Weird little things that make it feel as if we’re traveling back in time

Old style telephoneThis is not meant to be a whiny post (except when it comes to the bag bans, which still make me see red every time I go shopping).  It’s just meant to be an observation about declines in life quality over the course of my middle-aged life.

When I grew up, our phones had stable connections.  Now, thanks to the miracle of cell phones, my phone hangs up on me about as often as that fancy 1910 phone once hung up on my grandparents.

When I grew up, we kept our house at 72 degrees during the winter.  With the 1974 oil embargo, we lowered it to a chilly 68 degrees.  Nowadays, with utilities more expensive than ever, we keep our house at a frigid 62 degrees.  Of course, when I say “we,” I’m not including Obama.  Thanks to taxpayers, he’s always at a toasty 75 during the winter.

When I grew up — and, indeed until last year — when I went to a grocery store, the clerk would ring up my groceries and put them in a useful bag emblazoned with the store’s motto.  I’d take the bag home and use it again.  If it was paper, I used it for book covers, storing annual tax-relevant documents, wrapping packages destined for UPS, and holding recycling; if it was plastic, I used it for bathroom garbage bags, packing school lunches, cushioning a box’s contents for UPS, etc.  Nowadays, when I walk into a store, I’m festooned with various re-usable bags (E coli or salmonella sacs is how I think of them), making me look exactly like one of the bag ladies wandering San Francisco’s downtown area.

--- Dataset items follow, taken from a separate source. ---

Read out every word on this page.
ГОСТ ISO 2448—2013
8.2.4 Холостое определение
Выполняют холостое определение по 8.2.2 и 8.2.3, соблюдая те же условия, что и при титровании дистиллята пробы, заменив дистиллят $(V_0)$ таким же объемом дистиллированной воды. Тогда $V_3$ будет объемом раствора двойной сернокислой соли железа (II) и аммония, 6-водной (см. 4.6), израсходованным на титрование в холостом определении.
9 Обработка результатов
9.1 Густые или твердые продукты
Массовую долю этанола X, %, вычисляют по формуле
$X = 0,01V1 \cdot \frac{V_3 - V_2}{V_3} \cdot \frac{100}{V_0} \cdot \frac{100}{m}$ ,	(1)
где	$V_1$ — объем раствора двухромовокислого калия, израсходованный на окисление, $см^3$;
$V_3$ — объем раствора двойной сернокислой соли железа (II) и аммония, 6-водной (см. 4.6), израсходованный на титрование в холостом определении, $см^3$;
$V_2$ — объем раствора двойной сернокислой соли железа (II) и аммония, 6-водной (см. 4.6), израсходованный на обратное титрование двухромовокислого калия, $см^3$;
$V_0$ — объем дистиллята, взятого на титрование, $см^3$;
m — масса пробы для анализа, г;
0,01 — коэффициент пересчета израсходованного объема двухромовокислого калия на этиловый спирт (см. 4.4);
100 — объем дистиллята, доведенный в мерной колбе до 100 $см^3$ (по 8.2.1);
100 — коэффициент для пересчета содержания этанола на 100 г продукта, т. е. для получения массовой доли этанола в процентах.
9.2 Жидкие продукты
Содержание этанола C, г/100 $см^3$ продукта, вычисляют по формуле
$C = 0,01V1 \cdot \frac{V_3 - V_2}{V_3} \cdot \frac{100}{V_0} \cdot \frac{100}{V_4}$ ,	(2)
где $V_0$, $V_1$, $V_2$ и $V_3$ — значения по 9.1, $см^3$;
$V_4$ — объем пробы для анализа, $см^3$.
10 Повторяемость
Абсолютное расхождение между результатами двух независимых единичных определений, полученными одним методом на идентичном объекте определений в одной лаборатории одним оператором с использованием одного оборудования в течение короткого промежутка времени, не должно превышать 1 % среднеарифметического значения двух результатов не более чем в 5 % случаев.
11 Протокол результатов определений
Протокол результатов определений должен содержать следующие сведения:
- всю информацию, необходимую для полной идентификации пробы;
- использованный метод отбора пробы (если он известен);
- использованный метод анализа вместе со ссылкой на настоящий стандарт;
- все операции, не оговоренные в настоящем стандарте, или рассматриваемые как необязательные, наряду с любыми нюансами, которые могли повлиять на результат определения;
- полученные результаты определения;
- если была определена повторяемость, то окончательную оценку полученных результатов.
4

When I grew up, young men and young women socialized together.  They liked each other, but respected each other’s differences.  Today, we’re back to some weird variation of those 19th century rules that assumed every man was a rapist.  Back then, societies developed pragmatic strategies to keep a man and a woman from finding themselves alone before marriage.  Today, we simply lynch the men.

When I grew up, in the late 1960s and early 1970s, life was desegregated.  I got bused from one white middle class school to another formerly white middle class school that was made diverse by throwing in kids from all over the City.  By high school, race simply wasn’t an issue anymore.  Since I went to Lowell, we were all honorary Asians.  Today, the country is more racially divided than its been since the 1950s.  Black students self-segregate like crazy and black leaders assure the black community that all non-blacks are demonic people.

Don Quixote, one of the most level, non-hysterical people I’ve ever met, is becoming increasingly concerned about the endless waves of anger centered in America’s black communities.  He agreed with Jim Geraghty’s description of the new protesters:

Storming into bars and restaurants, locking themselves to concrete-filled-barrels and blocking Interstates… this is the progressive grassroots of 2015. This is the Left, capital-L. This is blind fury, lashing out at others for having the audacity to drink beverages, eat brunch, or commute in a manner that the self-appointed arbiters of justice on the Left deem insufficiently down with the cause. There is no actual “activism” here. There is no attempt at persuasion here. There is no thought here. There is only resentment and anger and a desire to lash out at anybody who isn’t one of them. There’s no agenda or plan to actually improve things.  There’s no call to action. It’s just rage-whining.

Everything really old is new again, and I don’t like it one little bit.